次に、作業員300bによって、カニ400aの脚401を広げられた状態でベルトコンベア50の上に配置されて、脱甲機10の方に進行していく(矢印101)。続いて、カニ400aは、脱甲機10の内部に入っていき(矢印102)、可動ベルト装置16(16a、16b)によってカニの脚401が固定された状態で脱甲機10内を進行していく。
脱甲機10内では、最初に、本実施形態の甲羅除去装置によって甲羅406が外される。外された甲羅406は、その中に入っていたミソ(カニ味噌)とともに、下方に落下する(矢印86参照)。除去した甲羅406は、回収容器(カゴなど)で受け止めてもよいが、図示した構成では、搬送機(スライダー(例えば、金属製の傾斜板)、または、ローラーコンベア・ベルトコンベアなど)81によって移動させ(矢印88)、回収機(回収容器)82で回収するようにしている(矢印88b)。この搬送機81・回収機82を含む回収装置を用いると、脱甲機10の下に、甲羅406(ミソを含む)がたまらないので、効率良く作業することができる(そして、清潔である)。また、甲羅406の中のミソは、美味しい食材であってこれも製品となるので、回収機82で回収しておくと後処理(後加工)が便利である。加えて、甲羅406自体は、食材ではないものの、甲羅を容器として使用する場合もあるので、効率良く回収しておくと便利である。
次に、脱甲機10内で、本実施形態のエラ除去装置によってエラ(409)が除去される。そして、エラ(409)とともに、付着しているカニ味噌の残りも除去される。エラ除去装置は、水(圧力をかけた水、すなわち、高圧水)を用いてエラの除去を行う。そのため、エラ除去装置には、圧力水ポンプ(不図示)が接続されている。圧力水ポンプには、工場内の水道管からのホースから水が導入され、そして、圧力水ホースによって、脱甲機10内のエラ除去装置に水(圧力水)を供給する。ホースは直接連結する他、連結部を介してエラ除去装置に連結してもよい。本実施形態の構成例では、複数(2台)の移動式の圧力水ポンプを使用している。

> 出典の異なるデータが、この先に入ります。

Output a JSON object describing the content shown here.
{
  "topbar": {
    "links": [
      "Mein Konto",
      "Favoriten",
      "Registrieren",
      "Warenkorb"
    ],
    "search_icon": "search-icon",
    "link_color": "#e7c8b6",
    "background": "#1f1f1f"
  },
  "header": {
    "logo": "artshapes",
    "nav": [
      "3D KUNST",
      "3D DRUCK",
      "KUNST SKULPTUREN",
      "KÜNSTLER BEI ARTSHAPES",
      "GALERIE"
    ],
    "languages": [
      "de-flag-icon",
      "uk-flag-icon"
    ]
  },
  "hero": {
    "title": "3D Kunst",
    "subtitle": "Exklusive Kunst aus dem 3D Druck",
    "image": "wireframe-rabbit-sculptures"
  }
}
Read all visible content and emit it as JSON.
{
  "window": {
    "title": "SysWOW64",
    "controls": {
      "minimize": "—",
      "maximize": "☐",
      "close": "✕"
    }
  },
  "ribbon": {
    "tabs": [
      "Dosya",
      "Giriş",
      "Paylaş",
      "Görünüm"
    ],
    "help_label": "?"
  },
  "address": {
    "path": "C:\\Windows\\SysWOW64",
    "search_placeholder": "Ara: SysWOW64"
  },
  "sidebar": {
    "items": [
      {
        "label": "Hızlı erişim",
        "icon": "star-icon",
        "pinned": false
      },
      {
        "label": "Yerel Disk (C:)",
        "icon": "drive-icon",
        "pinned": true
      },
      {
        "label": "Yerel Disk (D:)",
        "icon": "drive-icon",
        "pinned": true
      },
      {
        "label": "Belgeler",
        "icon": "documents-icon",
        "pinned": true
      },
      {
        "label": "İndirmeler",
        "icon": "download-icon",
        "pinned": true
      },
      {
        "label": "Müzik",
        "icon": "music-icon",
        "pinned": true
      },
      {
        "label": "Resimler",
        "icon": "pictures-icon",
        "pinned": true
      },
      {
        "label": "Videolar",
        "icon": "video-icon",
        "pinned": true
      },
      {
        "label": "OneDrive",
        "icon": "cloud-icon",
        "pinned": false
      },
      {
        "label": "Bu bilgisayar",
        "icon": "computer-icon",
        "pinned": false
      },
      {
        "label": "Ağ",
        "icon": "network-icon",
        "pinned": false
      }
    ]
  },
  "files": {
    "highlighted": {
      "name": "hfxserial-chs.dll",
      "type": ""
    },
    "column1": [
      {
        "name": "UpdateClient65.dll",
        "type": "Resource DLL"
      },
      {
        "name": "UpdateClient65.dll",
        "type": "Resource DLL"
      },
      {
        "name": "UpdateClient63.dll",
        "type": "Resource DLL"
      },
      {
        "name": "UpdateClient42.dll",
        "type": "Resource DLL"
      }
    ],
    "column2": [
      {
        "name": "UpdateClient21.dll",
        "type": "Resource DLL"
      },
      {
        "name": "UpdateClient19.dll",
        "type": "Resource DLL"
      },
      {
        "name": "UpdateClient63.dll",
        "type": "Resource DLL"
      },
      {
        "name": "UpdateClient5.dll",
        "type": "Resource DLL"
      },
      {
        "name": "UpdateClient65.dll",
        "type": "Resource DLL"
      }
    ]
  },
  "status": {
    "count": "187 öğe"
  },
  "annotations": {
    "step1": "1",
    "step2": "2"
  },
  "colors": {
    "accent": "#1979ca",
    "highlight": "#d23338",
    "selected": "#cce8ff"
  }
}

エラ除去装置によって除去されたエラ(409)や付着していたカニ味噌は、エラ除去装置から噴射した水とともに、下方に落下する(矢印87参照)。除去したエラ(409)は、回収容器(カゴなど)で受け止めてもよいが、図示した構成では、搬送機(スライダー(例えば、金属製の傾斜板)、または、ローラーコンベア・ベルトコンベアなど)83によって移動させ(矢印89)、回収機(回収容器)84で回収するようにしている(矢印89b)。このようにして回収すると、脱甲機10の下に、エラや水がたまらないので、効率良く作業することができるとともに清潔である。
次に、脱甲機10内で、本実施形態のカニ切断装置によってカニ(カニ身)を半分に切断する。カニの切断は、回転する刃(回転ノコギリ)またはシャープな刃で行うことができるが、その他の切断機構(例えば、ギロチンカッター、ウォーターカッターなど)によって切断を行ってもよい。なお、ここでの半分は、図2(c)に示すように、カニ400cの右側カニ身と、左側カニ身を分離することであり、重さや体積を正確に半分にすることを意味していない。
その後、脱甲機10からカニ400c(半身になったカニ身)が搬送される(矢印105、106参照)。このカニ400c(製品となったカニ身)は、そのまま回収箱(例えば、カゴ)に回収してもよいし、図示した例のように、例えば、搬送装置(ベルトコンベア、または、ローラコンベア、チェーンコンベアなど)62を用いて、さらに別の場所に搬送してもよい(矢印107参照)。別の場所に搬送すると、脱甲機10(カニ加工装置100)の作業効率を向上させることができる。
ここで、脱甲機10を含めたカニ加工装置100、圧力水ポンプ、搬送機81または83によって構築されるシステム(場合によっては、搬送装置60または62を含める)を、カニ身製造システム200と称してもよい。なお、図1に示した駆動モータ12a、12b、12cは、それぞれ、甲羅除去装置を動作するモータ、カニ切断装置を動作するモータ、可動ベルト装置16を動作するモータである。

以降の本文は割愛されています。